Predicting equation of quasi-static and dynamic failures of steel columns under fire

•Critical axial restraint stiffness ratio (βl,cr) was defined to differentiate quasi-static and dynamic failures of columns under fire.•Effects of sectional width-thickness ratio b/t, length–width ratio D/B, sectional size, axial load ratio, and bending moment load ratio on βl,cr were numerically investigated.•Dynamic effects and βl,cr of box-section steel columns both increase with the enlargement of b/t, D/B or sectional size.•Effect of bending moment load ratio on dynamic effects of column failure is negligible.•A predicting equation of βl,cr was proposed for steel columns under fire. Steel columns may fail in dynamic or quasi-static types under fire. The quasi-static failure of steel column could be considered as gradual column removal in the collapse assessment of structures, while the dynamic failure cannot. Hence, it is meaningful if the failure type of the column could be predicted. To identify the failure types of box-section steel columns under fire simply, this paper adopted a validated numerical model to conduct a systematic parametric analysis. The critical axial restraint stiffness ratio (βl,cr), which is used to predict the failure type of columns under fire conditions, is the main focus. Firstly, the values of βl,cr of columns with a representative section were studied, with various slenderness ratios and load ratios being considered. Then, the effects of width-thickness ratio, length–width ratio, sectional size, and bending moment load ratio on βl,cr were studied.

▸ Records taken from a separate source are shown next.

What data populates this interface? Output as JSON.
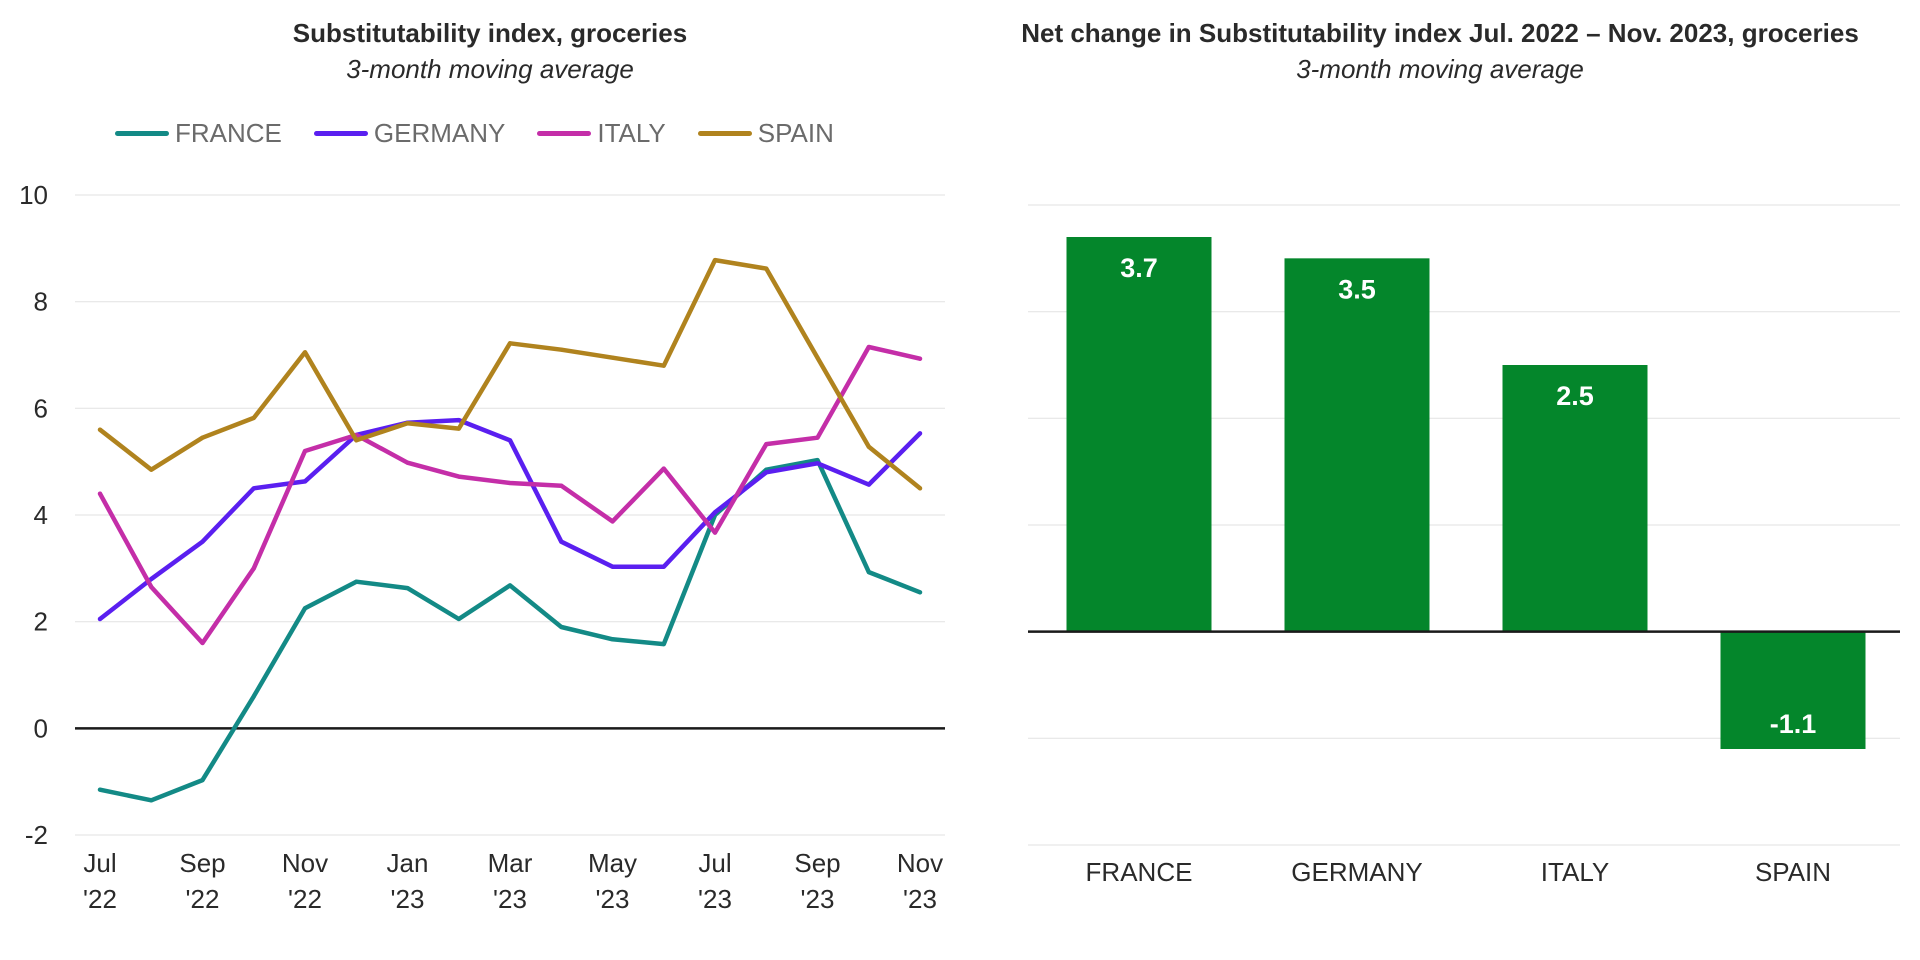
{
  "colors": {
    "france": "#138a86",
    "germany": "#5a1ff0",
    "italy": "#c42ea8",
    "spain": "#b0831e",
    "bar": "#04862b",
    "grid": "#e6e6e6",
    "zero_line": "#1a1a1a"
  },
  "chart_data": [
    {
      "type": "line",
      "title": "Substitutability index, groceries",
      "subtitle": "3-month moving average",
      "x": [
        "Jul 2022",
        "Aug 2022",
        "Sep 2022",
        "Oct 2022",
        "Nov 2022",
        "Dec 2022",
        "Jan 2023",
        "Feb 2023",
        "Mar 2023",
        "Apr 2023",
        "May 2023",
        "Jun 2023",
        "Jul 2023",
        "Aug 2023",
        "Sep 2023",
        "Oct 2023",
        "Nov 2023"
      ],
      "x_tick_labels": [
        {
          "month": "Jul",
          "year": "'22"
        },
        {
          "month": "Sep",
          "year": "'22"
        },
        {
          "month": "Nov",
          "year": "'22"
        },
        {
          "month": "Jan",
          "year": "'23"
        },
        {
          "month": "Mar",
          "year": "'23"
        },
        {
          "month": "May",
          "year": "'23"
        },
        {
          "month": "Jul",
          "year": "'23"
        },
        {
          "month": "Sep",
          "year": "'23"
        },
        {
          "month": "Nov",
          "year": "'23"
        }
      ],
      "y_ticks": [
        "10",
        "8",
        "6",
        "4",
        "2",
        "0",
        "-2"
      ],
      "ylim": [
        -2,
        10
      ],
      "grid": true,
      "legend": "top",
      "series": [
        {
          "name": "FRANCE",
          "color_key": "france",
          "values": [
            -1.15,
            -1.35,
            -0.97,
            0.6,
            2.25,
            2.75,
            2.63,
            2.05,
            2.68,
            1.9,
            1.67,
            1.58,
            4.0,
            4.85,
            5.03,
            2.93,
            2.55
          ]
        },
        {
          "name": "GERMANY",
          "color_key": "germany",
          "values": [
            2.05,
            2.8,
            3.5,
            4.5,
            4.63,
            5.5,
            5.73,
            5.78,
            5.4,
            3.5,
            3.03,
            3.03,
            4.05,
            4.8,
            4.97,
            4.57,
            5.53
          ]
        },
        {
          "name": "ITALY",
          "color_key": "italy",
          "values": [
            4.4,
            2.65,
            1.6,
            3.0,
            5.2,
            5.5,
            4.98,
            4.72,
            4.6,
            4.55,
            3.88,
            4.87,
            3.67,
            5.33,
            5.45,
            7.15,
            6.93
          ]
        },
        {
          "name": "SPAIN",
          "color_key": "spain",
          "values": [
            5.6,
            4.85,
            5.45,
            5.82,
            7.05,
            5.4,
            5.72,
            5.62,
            7.22,
            7.1,
            6.95,
            6.8,
            8.78,
            8.62,
            6.95,
            5.28,
            4.5
          ]
        }
      ]
    },
    {
      "type": "bar",
      "title": "Net change in Substitutability index Jul. 2022 – Nov. 2023, groceries",
      "subtitle": "3-month moving average",
      "categories": [
        "FRANCE",
        "GERMANY",
        "ITALY",
        "SPAIN"
      ],
      "values": [
        3.7,
        3.5,
        2.5,
        -1.1
      ],
      "value_labels": [
        "3.7",
        "3.5",
        "2.5",
        "-1.1"
      ],
      "ylim": [
        -2,
        4
      ],
      "grid": true
    }
  ]
}
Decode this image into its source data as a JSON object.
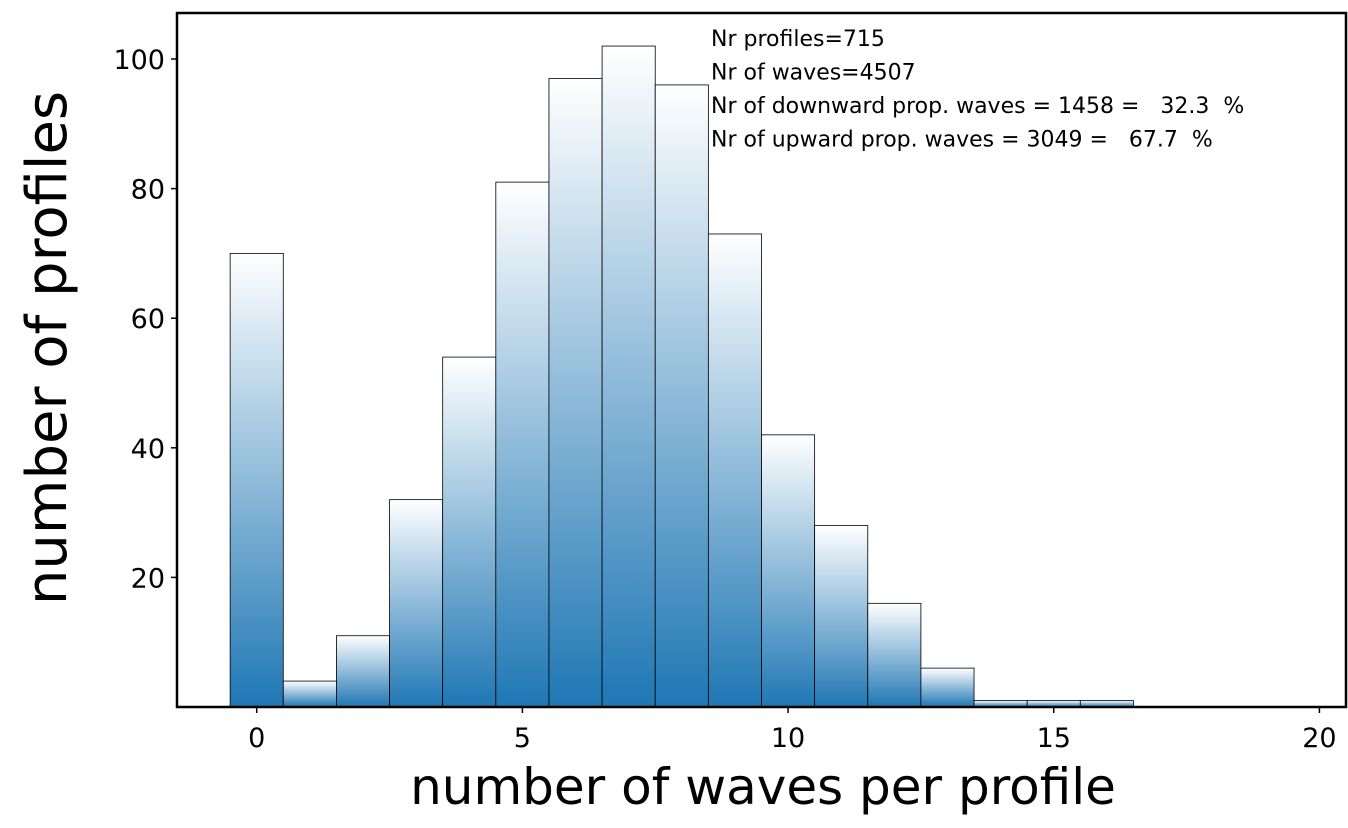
{
  "chart_data": {
    "type": "histogram",
    "xlabel": "number of waves per profile",
    "ylabel": "number of profiles",
    "bins": [
      -0.5,
      0.5,
      1.5,
      2.5,
      3.5,
      4.5,
      5.5,
      6.5,
      7.5,
      8.5,
      9.5,
      10.5,
      11.5,
      12.5,
      13.5,
      14.5,
      15.5,
      16.5
    ],
    "counts": [
      70,
      4,
      11,
      32,
      54,
      81,
      97,
      102,
      96,
      73,
      42,
      28,
      16,
      6,
      1,
      1,
      1
    ],
    "color": "#1f77b4",
    "xlim": [
      -1.5,
      20.5
    ],
    "xticks": [
      0,
      5,
      10,
      15,
      20
    ],
    "ylim": [
      0,
      107.1
    ],
    "yticks": [
      20,
      40,
      60,
      80,
      100
    ],
    "annotations": [
      "Nr profiles=715",
      "Nr of waves=4507",
      "Nr of downward prop. waves = 1458 =   32.3  %",
      "Nr of upward prop. waves = 3049 =   67.7  %"
    ]
  }
}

The results indicate that βl,cr of columns with the representative section increases with the rise of the load ratio, and increases sharply after the load ratio exceeds a certain level. Besides, the dynamic effect during column buckling and βl,cr both increase with the rise of either the width-thickness ratio, length–width ratio, or sectional size. Moreover, based on the results, a predicting equation for βl,cr of box-section steel columns was proposed. The failure type of a steel column under fire can be easily predicted by the proposed equation. Finally, the proposed equation was verified by an additional series of case studies, and good agreement was achieved.